Food service specialists like Denton improve the morale of their shipmates by providing healthy and savory meals, but keeping Coast Guard crews fed can also enhance their productivity and awareness when it matters most. Sometimes the reward of a satisfied, alert crew is a safe, successful rescue operation and this isn’t lost on Denton.

Petty Officer 2nd Class Mark Denton, shows off his work aboard the Coast Guard Cutter Mustang, in Seward, Alaska, Oct. 15, 2014. U.S. Coast Guard photo by Petty Officer 1st Class Shawn Eggert.

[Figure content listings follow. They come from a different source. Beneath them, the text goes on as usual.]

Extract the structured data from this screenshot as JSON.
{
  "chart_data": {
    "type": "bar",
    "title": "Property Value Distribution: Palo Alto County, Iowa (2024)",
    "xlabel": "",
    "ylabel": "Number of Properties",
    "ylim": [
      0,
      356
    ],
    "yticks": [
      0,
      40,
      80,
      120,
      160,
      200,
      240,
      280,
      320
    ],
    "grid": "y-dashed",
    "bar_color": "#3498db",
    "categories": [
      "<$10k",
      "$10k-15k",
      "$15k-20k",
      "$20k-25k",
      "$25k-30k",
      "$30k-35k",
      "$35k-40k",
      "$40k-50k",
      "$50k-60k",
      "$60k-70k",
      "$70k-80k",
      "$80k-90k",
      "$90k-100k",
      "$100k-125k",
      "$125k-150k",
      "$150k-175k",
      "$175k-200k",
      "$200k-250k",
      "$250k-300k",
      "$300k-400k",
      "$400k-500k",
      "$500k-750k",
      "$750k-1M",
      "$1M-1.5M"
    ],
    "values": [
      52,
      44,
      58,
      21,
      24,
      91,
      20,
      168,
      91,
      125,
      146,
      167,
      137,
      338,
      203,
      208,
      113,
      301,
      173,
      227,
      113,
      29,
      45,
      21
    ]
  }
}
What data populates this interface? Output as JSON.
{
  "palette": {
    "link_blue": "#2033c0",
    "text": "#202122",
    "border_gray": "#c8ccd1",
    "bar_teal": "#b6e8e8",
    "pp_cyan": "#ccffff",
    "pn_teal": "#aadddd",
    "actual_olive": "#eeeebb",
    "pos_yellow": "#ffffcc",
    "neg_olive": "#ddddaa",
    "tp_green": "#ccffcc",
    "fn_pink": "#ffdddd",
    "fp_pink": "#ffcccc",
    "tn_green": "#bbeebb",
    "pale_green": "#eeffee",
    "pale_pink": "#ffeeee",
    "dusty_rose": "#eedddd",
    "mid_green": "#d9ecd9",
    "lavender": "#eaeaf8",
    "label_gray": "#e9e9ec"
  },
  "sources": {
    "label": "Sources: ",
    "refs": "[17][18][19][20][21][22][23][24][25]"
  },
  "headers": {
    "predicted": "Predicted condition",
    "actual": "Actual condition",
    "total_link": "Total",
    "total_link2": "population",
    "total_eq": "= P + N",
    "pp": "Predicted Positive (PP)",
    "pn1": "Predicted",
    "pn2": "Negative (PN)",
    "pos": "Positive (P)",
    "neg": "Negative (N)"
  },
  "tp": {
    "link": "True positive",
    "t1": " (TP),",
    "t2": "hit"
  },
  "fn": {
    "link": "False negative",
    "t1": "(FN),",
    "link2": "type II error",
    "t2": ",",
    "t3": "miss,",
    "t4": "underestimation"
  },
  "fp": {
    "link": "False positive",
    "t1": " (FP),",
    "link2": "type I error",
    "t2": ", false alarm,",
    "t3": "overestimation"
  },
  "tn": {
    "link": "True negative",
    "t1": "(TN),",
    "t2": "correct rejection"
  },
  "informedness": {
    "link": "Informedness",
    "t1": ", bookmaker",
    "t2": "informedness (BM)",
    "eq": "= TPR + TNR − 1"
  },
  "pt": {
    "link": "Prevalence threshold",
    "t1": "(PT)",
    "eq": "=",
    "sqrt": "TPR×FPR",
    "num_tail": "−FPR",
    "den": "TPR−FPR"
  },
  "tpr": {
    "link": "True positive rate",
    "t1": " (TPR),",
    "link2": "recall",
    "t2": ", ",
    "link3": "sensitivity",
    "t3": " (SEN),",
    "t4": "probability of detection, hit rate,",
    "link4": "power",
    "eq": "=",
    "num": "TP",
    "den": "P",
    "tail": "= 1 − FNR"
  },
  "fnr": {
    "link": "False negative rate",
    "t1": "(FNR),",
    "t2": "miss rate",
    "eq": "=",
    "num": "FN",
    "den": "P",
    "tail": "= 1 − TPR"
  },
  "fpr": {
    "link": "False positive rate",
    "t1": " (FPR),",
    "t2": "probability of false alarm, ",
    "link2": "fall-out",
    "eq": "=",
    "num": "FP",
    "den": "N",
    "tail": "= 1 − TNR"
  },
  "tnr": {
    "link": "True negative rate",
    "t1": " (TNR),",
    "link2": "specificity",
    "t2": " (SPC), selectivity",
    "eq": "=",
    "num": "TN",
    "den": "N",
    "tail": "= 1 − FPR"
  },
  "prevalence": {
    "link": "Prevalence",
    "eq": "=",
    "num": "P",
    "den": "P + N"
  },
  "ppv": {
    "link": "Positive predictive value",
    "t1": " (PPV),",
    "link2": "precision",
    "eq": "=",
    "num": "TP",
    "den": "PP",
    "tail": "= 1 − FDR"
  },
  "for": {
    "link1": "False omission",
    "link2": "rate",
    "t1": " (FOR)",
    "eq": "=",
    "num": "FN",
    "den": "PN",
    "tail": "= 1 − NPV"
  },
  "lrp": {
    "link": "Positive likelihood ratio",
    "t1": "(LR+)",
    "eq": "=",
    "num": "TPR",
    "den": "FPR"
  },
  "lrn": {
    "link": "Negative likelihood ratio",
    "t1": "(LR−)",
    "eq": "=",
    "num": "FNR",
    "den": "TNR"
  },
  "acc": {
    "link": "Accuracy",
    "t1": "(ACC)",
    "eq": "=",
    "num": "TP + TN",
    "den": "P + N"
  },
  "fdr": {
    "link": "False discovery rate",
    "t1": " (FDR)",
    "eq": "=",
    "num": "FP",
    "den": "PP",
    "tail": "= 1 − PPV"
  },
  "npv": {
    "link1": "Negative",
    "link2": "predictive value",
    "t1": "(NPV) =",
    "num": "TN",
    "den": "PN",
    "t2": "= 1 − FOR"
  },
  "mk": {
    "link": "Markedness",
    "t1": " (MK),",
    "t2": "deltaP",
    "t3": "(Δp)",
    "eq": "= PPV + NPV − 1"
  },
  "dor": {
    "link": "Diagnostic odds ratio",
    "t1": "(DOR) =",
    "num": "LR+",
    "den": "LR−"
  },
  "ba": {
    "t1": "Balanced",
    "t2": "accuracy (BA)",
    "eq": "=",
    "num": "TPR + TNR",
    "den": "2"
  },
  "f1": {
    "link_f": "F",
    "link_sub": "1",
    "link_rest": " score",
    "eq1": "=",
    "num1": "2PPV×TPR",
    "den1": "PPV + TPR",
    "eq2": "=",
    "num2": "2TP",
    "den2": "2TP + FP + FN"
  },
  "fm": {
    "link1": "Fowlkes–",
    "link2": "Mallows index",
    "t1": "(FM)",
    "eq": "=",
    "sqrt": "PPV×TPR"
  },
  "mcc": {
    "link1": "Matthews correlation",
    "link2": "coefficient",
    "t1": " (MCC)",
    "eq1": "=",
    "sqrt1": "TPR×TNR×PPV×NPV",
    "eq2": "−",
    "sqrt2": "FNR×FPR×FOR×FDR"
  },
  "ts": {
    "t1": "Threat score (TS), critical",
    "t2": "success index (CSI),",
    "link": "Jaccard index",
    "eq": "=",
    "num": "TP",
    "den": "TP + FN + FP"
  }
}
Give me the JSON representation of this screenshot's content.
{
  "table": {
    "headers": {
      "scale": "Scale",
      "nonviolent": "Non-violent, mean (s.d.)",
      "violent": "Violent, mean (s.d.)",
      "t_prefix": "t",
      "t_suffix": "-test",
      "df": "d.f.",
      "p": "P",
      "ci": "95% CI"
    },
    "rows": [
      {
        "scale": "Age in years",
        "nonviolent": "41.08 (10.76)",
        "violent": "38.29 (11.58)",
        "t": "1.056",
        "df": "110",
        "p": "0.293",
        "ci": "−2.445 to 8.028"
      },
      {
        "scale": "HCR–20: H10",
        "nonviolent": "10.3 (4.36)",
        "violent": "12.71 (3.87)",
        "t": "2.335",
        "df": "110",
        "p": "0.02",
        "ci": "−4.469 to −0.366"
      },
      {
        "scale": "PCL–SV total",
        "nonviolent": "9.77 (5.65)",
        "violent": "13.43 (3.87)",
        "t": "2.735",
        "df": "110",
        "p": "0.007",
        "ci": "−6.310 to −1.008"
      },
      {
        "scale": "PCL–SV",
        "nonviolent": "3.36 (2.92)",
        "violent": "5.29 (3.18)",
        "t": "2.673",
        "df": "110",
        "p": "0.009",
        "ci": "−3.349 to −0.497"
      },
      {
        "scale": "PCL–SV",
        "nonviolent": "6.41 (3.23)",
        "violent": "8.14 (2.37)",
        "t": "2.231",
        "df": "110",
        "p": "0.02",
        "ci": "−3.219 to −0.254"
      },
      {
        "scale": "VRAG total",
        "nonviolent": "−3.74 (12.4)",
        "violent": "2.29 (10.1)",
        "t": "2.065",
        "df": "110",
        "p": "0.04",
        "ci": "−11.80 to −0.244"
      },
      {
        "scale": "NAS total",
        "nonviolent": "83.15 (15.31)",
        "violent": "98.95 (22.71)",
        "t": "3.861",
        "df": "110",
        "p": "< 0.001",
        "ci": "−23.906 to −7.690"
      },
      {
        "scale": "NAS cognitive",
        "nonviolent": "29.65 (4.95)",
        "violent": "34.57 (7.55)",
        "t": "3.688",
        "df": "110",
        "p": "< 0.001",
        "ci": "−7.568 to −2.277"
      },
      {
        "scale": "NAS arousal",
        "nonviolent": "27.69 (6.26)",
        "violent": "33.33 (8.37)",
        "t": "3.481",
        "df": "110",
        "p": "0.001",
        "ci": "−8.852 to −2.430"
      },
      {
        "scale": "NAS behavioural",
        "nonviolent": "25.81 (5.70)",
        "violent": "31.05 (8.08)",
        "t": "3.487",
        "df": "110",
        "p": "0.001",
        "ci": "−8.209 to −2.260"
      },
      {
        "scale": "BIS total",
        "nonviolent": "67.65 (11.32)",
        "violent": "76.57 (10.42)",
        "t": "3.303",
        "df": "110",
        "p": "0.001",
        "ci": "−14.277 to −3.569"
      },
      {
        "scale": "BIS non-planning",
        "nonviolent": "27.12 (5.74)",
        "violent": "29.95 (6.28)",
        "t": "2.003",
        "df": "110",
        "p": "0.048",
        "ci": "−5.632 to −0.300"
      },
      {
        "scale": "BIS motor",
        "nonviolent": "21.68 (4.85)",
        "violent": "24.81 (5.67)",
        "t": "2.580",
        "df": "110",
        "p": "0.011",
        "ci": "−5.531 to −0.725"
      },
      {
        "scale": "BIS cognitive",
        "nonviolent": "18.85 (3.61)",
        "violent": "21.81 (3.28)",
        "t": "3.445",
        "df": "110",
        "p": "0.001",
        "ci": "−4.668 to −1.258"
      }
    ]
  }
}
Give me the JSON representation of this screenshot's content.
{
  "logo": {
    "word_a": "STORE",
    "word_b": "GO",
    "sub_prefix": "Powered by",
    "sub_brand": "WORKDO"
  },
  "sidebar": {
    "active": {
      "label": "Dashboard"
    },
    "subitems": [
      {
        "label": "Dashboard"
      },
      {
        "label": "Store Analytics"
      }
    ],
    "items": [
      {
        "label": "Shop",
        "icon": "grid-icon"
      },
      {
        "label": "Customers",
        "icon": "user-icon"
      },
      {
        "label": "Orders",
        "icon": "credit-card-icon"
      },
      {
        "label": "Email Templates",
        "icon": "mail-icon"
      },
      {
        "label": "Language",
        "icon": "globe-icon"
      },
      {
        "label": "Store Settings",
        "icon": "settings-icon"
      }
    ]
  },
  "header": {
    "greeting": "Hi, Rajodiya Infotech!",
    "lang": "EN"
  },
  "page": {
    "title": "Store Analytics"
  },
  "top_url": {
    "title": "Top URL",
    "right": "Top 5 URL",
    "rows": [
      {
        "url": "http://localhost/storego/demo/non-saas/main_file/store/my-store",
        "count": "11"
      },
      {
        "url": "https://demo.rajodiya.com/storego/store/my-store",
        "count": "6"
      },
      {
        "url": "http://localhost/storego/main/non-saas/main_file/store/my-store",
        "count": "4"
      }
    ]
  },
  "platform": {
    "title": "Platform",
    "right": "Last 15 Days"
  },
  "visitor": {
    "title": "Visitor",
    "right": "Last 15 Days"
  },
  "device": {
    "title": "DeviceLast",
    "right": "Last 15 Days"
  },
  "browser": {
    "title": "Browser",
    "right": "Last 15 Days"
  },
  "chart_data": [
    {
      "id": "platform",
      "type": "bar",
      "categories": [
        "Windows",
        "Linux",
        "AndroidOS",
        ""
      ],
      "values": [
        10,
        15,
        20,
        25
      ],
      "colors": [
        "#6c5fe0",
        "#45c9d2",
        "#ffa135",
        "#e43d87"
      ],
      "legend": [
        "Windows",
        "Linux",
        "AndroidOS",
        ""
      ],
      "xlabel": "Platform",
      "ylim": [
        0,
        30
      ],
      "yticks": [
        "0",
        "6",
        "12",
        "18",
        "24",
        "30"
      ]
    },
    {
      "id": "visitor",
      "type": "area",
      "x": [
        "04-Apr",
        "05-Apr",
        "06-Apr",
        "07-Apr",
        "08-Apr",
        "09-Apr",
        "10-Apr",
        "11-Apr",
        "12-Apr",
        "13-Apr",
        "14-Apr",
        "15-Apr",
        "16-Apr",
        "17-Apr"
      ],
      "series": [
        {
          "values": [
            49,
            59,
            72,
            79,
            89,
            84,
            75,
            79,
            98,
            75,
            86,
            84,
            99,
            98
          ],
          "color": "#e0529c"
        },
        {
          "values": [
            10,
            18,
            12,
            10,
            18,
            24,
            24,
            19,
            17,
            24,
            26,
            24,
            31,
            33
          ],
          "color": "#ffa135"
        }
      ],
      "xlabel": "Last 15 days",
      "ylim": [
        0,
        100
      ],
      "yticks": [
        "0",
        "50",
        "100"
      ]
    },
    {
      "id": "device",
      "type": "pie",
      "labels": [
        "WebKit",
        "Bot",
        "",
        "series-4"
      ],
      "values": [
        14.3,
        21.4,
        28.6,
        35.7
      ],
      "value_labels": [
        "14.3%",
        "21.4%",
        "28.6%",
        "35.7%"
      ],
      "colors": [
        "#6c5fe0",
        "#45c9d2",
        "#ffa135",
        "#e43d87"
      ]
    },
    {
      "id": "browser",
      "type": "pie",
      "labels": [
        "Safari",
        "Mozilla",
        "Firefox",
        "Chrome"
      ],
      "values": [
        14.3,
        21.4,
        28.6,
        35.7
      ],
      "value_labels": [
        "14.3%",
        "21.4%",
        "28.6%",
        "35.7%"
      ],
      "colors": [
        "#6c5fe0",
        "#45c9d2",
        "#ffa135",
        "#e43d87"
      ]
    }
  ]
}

Petty Officer 2nd Class Mark Denton, shows off his work aboard the Coast Guard Cutter Mustang, in Seward, Alaska, Oct. 15, 2014. U.S. Coast Guard photo by Petty Officer 1st Class Shawn Eggert.

“One of my first supervisors used to say the Coast Guard needs all of its members to do its job,” Denton said. “We keep spirits high and make sure our shipmates have the energy they need to get through the day. I love what I do.”

Growing up in San Jose, Denton was surrounded by a wide variety of cuisines and experienced many different tastes and cultural dishes. One of his favorite recipes is below:

Big Island Rice
Serves 6 people

2 Cups Jasmine Rice
1/4 Cup Sesame Oil
1 Can Lite Spam
1 Bunch Scallions
1 Small green cabbage
4 Eggs
2 TBSP Milk
3/4 Cup Coca-cola
1/3 Cup Soy Sauce
1/4 Cup Sweet Chili Sauce
1 TBSP Minced Cilantro

Rinse rice until water becomes clear to remove starch, cook until rice is tender follow directions on bag. (Rice cooker is the preferred method). Place cooked rice on cookie sheet and let cool for 30min. 1/4 inch dice Spam and Scallions. Chop Cabbage into 1/2 inch dice, set aside. Once rice is cooled heat skillet to approximately 350 degrees add Sesame oil to hot pan, add rice and let cook. Cook 4min then flip rice, cook another 4min. Add Spam, Scallions, and cabbage to rice let brown. Mix Coke, Soy sauce, Sweet chili sauce, and cilantro in bowl. Add sauce mixture to rice and stir until fully covered. Remove rice. Cook scrambled eggs with milk until fluffy or to your liking. Serve on top or mix into rice. Enjoy!